If you want to read the law, Georgia Code §§ 53-2-1 to 53-2-5 cover parent-child relationships. You can search the code from the website of the Georgia General Assembly.
This can be a tricky area of the law, so if you have questions about your relationship to your parent or child, get help from an experienced attorney.
Will the State Get Your Property?
If you die without a will and don’t have any family, your property will “escheat” into the state’s coffers. However, this very rarely happens because the laws are designed to get your property to anyone who was even remotely related to you. For example, your property won’t go to the state if you leave a spouse, children, siblings, parents, grandparents, aunts or uncles, great uncles or aunts, nieces or nephews, cousins of any degree, or the children, parents, or siblings of a spouse who dies before you do.

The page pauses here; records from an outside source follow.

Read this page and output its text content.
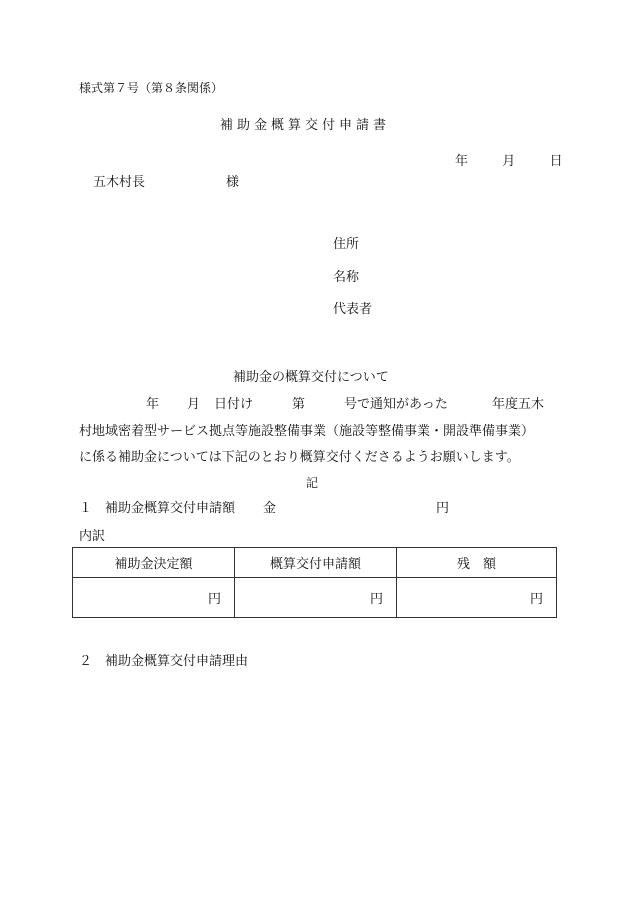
様式第７号（第８条関係）
補助金概算交付申請書
年	月	日
五木村長	様
住所
名称
代表者
補助金の概算交付について
年 月 日付け	第	号で通知があった	年度五木
村地域密着型サービス拠点等施設整備事業（施設等整備事業・開設準備事業）
に係る補助金については下記のとおり概算交付くださるようお願いします。
記
１　補助金概算交付申請額 金	円
内訳
補助金決定額	概算交付申請額	残　額
円	円	円
２　補助金概算交付申請理由
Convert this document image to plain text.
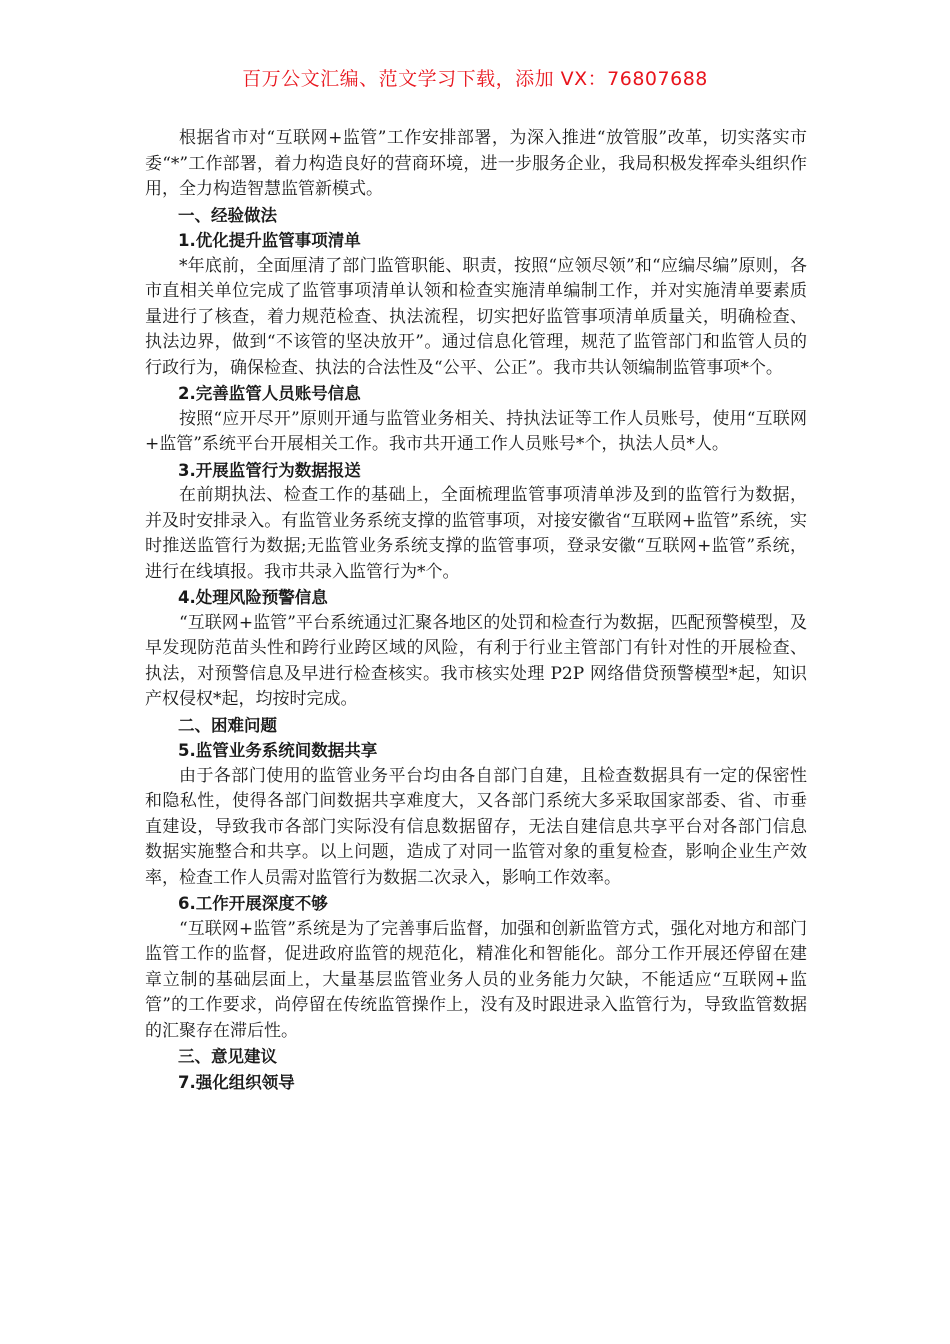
百万公文汇编、范文学习下载，添加 VX：76807688

根据省市对“互联网+监管”工作安排部署，为深入推进“放管服”改革，切实落实市委“*”工作部署，着力构造良好的营商环境，进一步服务企业，我局积极发挥牵头组织作用，全力构造智慧监管新模式。

一、经验做法

1.优化提升监管事项清单

*年底前，全面厘清了部门监管职能、职责，按照“应领尽领”和“应编尽编”原则，各市直相关单位完成了监管事项清单认领和检查实施清单编制工作，并对实施清单要素质量进行了核查，着力规范检查、执法流程，切实把好监管事项清单质量关，明确检查、执法边界，做到“不该管的坚决放开”。通过信息化管理，规范了监管部门和监管人员的行政行为，确保检查、执法的合法性及“公平、公正”。我市共认领编制监管事项*个。

2.完善监管人员账号信息

按照“应开尽开”原则开通与监管业务相关、持执法证等工作人员账号，使用“互联网+监管”系统平台开展相关工作。我市共开通工作人员账号*个，执法人员*人。

3.开展监管行为数据报送

在前期执法、检查工作的基础上，全面梳理监管事项清单涉及到的监管行为数据，并及时安排录入。有监管业务系统支撑的监管事项，对接安徽省“互联网+监管”系统，实时推送监管行为数据;无监管业务系统支撑的监管事项，登录安徽“互联网+监管”系统，进行在线填报。我市共录入监管行为*个。

4.处理风险预警信息

“互联网+监管”平台系统通过汇聚各地区的处罚和检查行为数据，匹配预警模型，及早发现防范苗头性和跨行业跨区域的风险，有利于行业主管部门有针对性的开展检查、执法，对预警信息及早进行检查核实。我市核实处理 P2P 网络借贷预警模型*起，知识产权侵权*起，均按时完成。

二、困难问题

5.监管业务系统间数据共享

由于各部门使用的监管业务平台均由各自部门自建，且检查数据具有一定的保密性和隐私性，使得各部门间数据共享难度大，又各部门系统大多采取国家部委、省、市垂直建设，导致我市各部门实际没有信息数据留存，无法自建信息共享平台对各部门信息数据实施整合和共享。以上问题，造成了对同一监管对象的重复检查，影响企业生产效率，检查工作人员需对监管行为数据二次录入，影响工作效率。

6.工作开展深度不够

“互联网+监管”系统是为了完善事后监督，加强和创新监管方式，强化对地方和部门监管工作的监督，促进政府监管的规范化，精准化和智能化。部分工作开展还停留在建章立制的基础层面上，大量基层监管业务人员的业务能力欠缺，不能适应“互联网+监管”的工作要求，尚停留在传统监管操作上，没有及时跟进录入监管行为，导致监管数据的汇聚存在滞后性。

三、意见建议

7.强化组织领导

Other Georgia Intestate Succession Rules
Here are a few other things to know about Georgia’s intestacy laws.
- Half-relatives. “Half” relatives inherit as if they were “whole.” That is, your sister with whom you share a father, but not a mother, has the same right to your property as she would if you had both parents in common.
- Posthumous relatives. Relatives conceived before -- but born after -- you die inherit as if they had been born while you were alive.
- Immigration status. Relatives entitled to an intestate share of your property will inherit whether or not they are citizens or legally in the United States.
- Slayer rule. Someone who “feloniously and intentionally” kills you will not receive a share of your property. (Georgia Code § 53-1-5.)
To learn more about intestate succession, read How an Estate Is Settled When There is No Will.
You can find Georgia’s intestate succession laws in Sections 53-2-1 to 53-2-8 of the Georgia Code. If you want to read the law, you can search the Georgia Code from the website of the Georgia General Assembly.